Quebec has all the assets to become a North-American leader in the race toward an economy without oil. Whether with regards to energy resources, electric technologies or materials, our nation has all the ingredients to contribute to transform the world and to enrich herself. I can very well imagine Quebec adding the manufacturing of electric cars to that of trains and air planes, where we already are world leaders. Nothing prevents us to imagine Quebec, in 10 or 20 years, as one of the most prosperous places in North America.

Opposite Strategical Interests

Before this legitimate and realistic ambition stands a major hurdle: the divergent interests of Canada. Indeed, if oil impoverishes Quebec, it has greatly enriched Canada these last few years. Canada has to some extent become an oil country, as shows the value of the Canadian dollar, which is largely determined by the oil price. The consequence is that the policies of the federal government — and a fortiori a Harper government pledging its allegiance to the bituminous sands industry — are elaborated according to oil interests.

Whereas the strategic interests of Quebec brings it to move toward an economy without oil, the strategic interests of Canada bring it to the opposite side. If one adds to this the devastations which the fiscal imbalance on the financial capacity of our national State will inevitably produce, we must conclude that never before have the economic interests of each of the two nations been so divergent.

Action or Inertia

The race against the clock has started. Either Quebec quickly begins this great mobilization to rid ourselves of oil and gives ourselves a formidable opportunity for collective enrichment. Either it lets itself be guided by the inertia which keeps it tied to the oil dependence of Canada.

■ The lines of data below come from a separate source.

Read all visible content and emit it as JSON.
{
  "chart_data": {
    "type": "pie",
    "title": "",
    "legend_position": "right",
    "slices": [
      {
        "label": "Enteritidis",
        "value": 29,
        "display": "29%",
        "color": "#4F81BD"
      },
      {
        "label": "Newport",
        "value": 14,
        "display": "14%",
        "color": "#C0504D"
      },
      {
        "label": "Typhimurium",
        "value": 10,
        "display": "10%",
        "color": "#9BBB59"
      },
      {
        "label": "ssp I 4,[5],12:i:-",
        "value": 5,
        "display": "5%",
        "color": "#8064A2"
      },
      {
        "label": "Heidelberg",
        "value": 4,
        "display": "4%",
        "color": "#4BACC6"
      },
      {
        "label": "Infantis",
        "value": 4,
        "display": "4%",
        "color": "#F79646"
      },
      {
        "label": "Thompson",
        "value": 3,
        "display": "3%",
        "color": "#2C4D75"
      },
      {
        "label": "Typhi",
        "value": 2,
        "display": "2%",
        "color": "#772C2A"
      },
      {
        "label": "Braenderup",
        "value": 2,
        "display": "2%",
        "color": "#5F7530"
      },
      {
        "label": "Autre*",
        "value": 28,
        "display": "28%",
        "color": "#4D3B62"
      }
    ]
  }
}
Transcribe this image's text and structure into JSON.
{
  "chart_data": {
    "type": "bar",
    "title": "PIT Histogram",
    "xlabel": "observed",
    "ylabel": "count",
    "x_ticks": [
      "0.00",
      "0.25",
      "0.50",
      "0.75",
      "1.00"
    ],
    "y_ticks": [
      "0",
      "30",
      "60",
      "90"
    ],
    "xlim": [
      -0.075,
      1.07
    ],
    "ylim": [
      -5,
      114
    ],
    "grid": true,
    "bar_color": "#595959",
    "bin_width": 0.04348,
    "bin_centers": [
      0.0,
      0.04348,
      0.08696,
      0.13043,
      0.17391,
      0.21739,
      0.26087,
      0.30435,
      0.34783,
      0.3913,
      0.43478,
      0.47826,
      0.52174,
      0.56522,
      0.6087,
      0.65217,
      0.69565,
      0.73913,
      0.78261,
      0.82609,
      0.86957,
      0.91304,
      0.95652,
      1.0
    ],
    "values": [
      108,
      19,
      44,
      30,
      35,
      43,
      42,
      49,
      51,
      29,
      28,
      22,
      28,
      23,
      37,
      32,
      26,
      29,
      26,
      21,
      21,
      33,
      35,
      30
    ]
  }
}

Sovereignty, which is the inescapable answer to our aspirations and our will to join the community of nations, is also the surest way to a prosperous and exemplary Quebec with regards to the battle against climate changes. More than ever, the hour is to political... and oil independence!


The author will tomorrow take part to the Forum public sur les perspectives économiques et financières du Québec organized by the Institut de recherche sur le Québec.